We consider a seller who can dynamically adjust the price of a product at the individual customer level, by utilizing information about customers’ characteristics encoded as a \(d\)-dimensional feature vector. We assume a personalized demand model, parameters of which depend on \(s\) out of the \(d\) features. The seller initially does not know the relationship between the customer features and the product demand, but learns this through sales observations over a selling horizon of \(T\) periods. We prove that the seller’s expected regret, i.e., the revenue loss against a clairvoyant who knows the underlying demand relationship, is at least of order \(s\sqrt{T}\)% under any admissible policy. We then design a near-optimal pricing policy for a “semi-clairvoyant” seller (who knows which \(s\) of the \(d\) features are in the demand model) that achieves an expected regret of order \(s\sqrt{T}\log T\).
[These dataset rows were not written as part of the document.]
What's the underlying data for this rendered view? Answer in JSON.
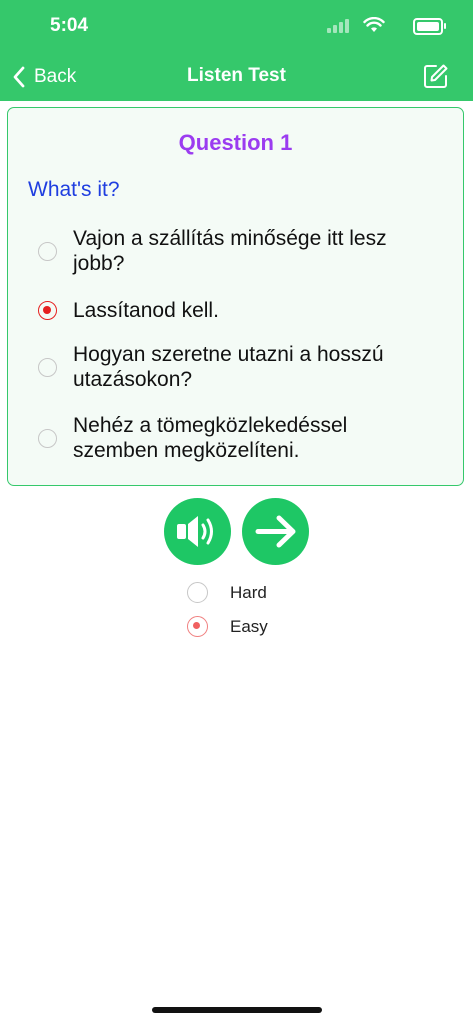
{
  "status_bar": {
    "time": "5:04"
  },
  "nav": {
    "back_label": "Back",
    "title": "Listen Test"
  },
  "question": {
    "title": "Question 1",
    "prompt": "What's it?",
    "options": [
      {
        "text": "Vajon a szállítás minősége itt lesz jobb?",
        "selected": false
      },
      {
        "text": "Lassítanod kell.",
        "selected": true
      },
      {
        "text": "Hogyan szeretne utazni a hosszú utazásokon?",
        "selected": false
      },
      {
        "text": "Nehéz a tömegközlekedéssel szemben megközelíteni.",
        "selected": false
      }
    ]
  },
  "difficulty": {
    "options": [
      {
        "label": "Hard",
        "selected": false
      },
      {
        "label": "Easy",
        "selected": true
      }
    ]
  },
  "colors": {
    "accent": "#35c86b",
    "button": "#1ec765",
    "question_title": "#9b3cf0",
    "prompt": "#1f3ee0",
    "selected": "#e62020"
  }
}
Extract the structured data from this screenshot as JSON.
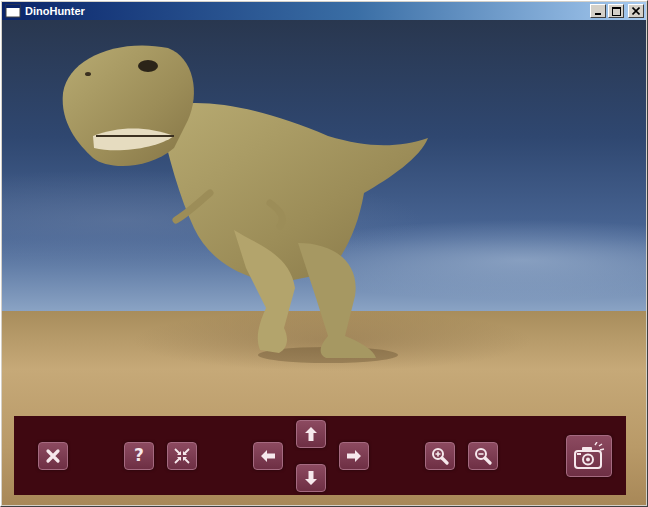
{
  "window": {
    "title": "DinoHunter",
    "controls": [
      {
        "kind": "minimize"
      },
      {
        "kind": "maximize"
      },
      {
        "kind": "close"
      }
    ]
  },
  "toolbar": {
    "groups": [
      {
        "kind": "row",
        "buttons": [
          {
            "kind": "close"
          }
        ]
      },
      {
        "kind": "row",
        "buttons": [
          {
            "kind": "help",
            "label": "?"
          },
          {
            "kind": "fit"
          }
        ]
      },
      {
        "kind": "cross",
        "buttons": [
          {
            "kind": "left"
          },
          {
            "kind": "up"
          },
          {
            "kind": "down"
          },
          {
            "kind": "right"
          }
        ]
      },
      {
        "kind": "row",
        "buttons": [
          {
            "kind": "zoom-in"
          },
          {
            "kind": "zoom-out"
          }
        ]
      },
      {
        "kind": "row",
        "buttons": [
          {
            "kind": "camera"
          }
        ]
      }
    ]
  }
}
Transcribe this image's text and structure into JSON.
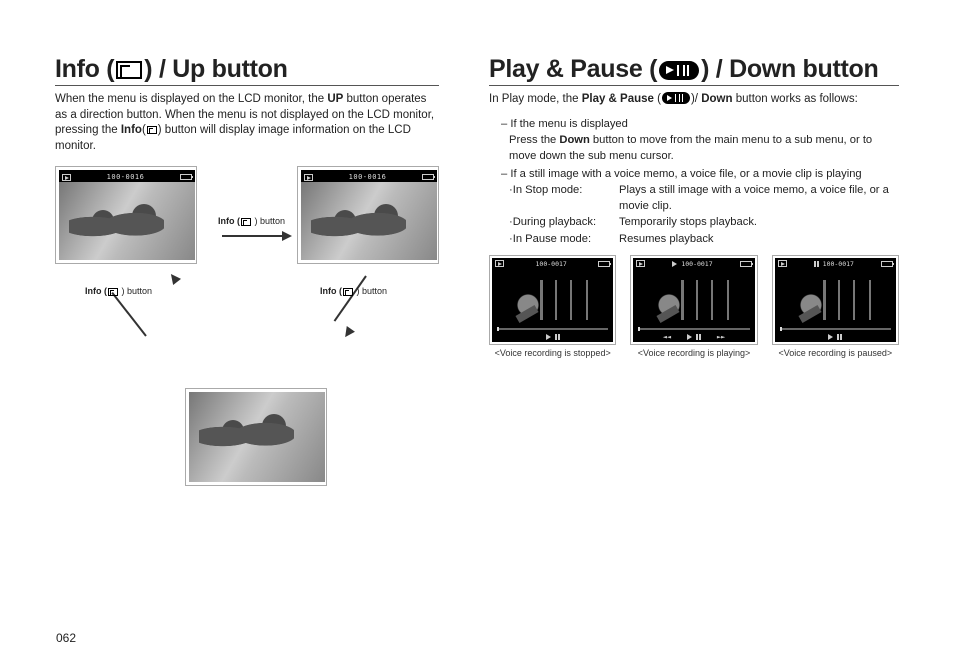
{
  "page_number": "062",
  "left": {
    "heading_pre": "Info (",
    "heading_post": ") / Up button",
    "intro_parts": [
      "When the menu is displayed on the LCD monitor, the ",
      "UP",
      " button operates as a direction button. When the menu is not displayed on the LCD monitor, pressing the ",
      "Info",
      "(",
      ") button will display image information on the LCD monitor."
    ],
    "caption_label_pre": "Info (",
    "caption_label_post": " ) button",
    "osd_file": "100-0016"
  },
  "right": {
    "heading_pre": "Play & Pause (",
    "heading_post": ") / Down button",
    "intro_pre": "In Play mode, the ",
    "intro_bold1": "Play & Pause",
    "intro_mid1": " (",
    "intro_mid2": ")/ ",
    "intro_bold2": "Down",
    "intro_post": " button works as follows:",
    "bullet1_a": "If the menu is displayed",
    "bullet1_b_pre": "Press the ",
    "bullet1_b_bold": "Down",
    "bullet1_b_post": " button to move from the main menu to a sub menu, or to move down the sub menu cursor.",
    "bullet2": "If a still image with a voice memo, a voice file, or a movie clip is playing",
    "modes": [
      {
        "label": "·In Stop mode:",
        "desc": "Plays a still image with a voice memo, a voice file, or a movie clip."
      },
      {
        "label": "·During playback:",
        "desc": "Temporarily stops playback."
      },
      {
        "label": "·In Pause mode:",
        "desc": "Resumes playback"
      }
    ],
    "osd_file": "100-0017",
    "thumb_captions": [
      "<Voice recording is stopped>",
      "<Voice recording is playing>",
      "<Voice recording is paused>"
    ]
  }
}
We extend this policy to a more realistic setting where the seller does not know the true demand predictors, and show that this policy has an expected regret of order \(s\sqrt{T} (\log d+\log T)\), which is also near-optimal. Finally, we test our theory on simulated data and on a data set from an online auto loan company in the United States. On both data sets, our experimentation-based pricing policy is superior to intuitive and/or widely-practiced customized pricing methods such as myopic pricing and segment-then-optimize policies. Furthermore, our policy improves upon the loan company’s historical pricing decisions by 47% in expected revenue over a six-month period.

Biographie

Dr. Gah-Yi Ban est professeur agrégée à l’école de gestion de Imperial College à Londres et anciennement de la London Business School et de l’Université du Maryland. Elle détient un doctorat en recherche opérationnelle de l’Université de Californie à Berkeley (UCB) et sert en qualité de rédactrice ajointe de Management Science, M&SOM et de Operations Research Letter. Ses intérêts de recherche sont en analytique des mégadonnées, plus spécialement la prise de décision dans des environnements incertains en haute-dimension avec des applications en gestion. Ses recherches ont été couronnées du prix Best OM Paper in Operations Research award en 2021.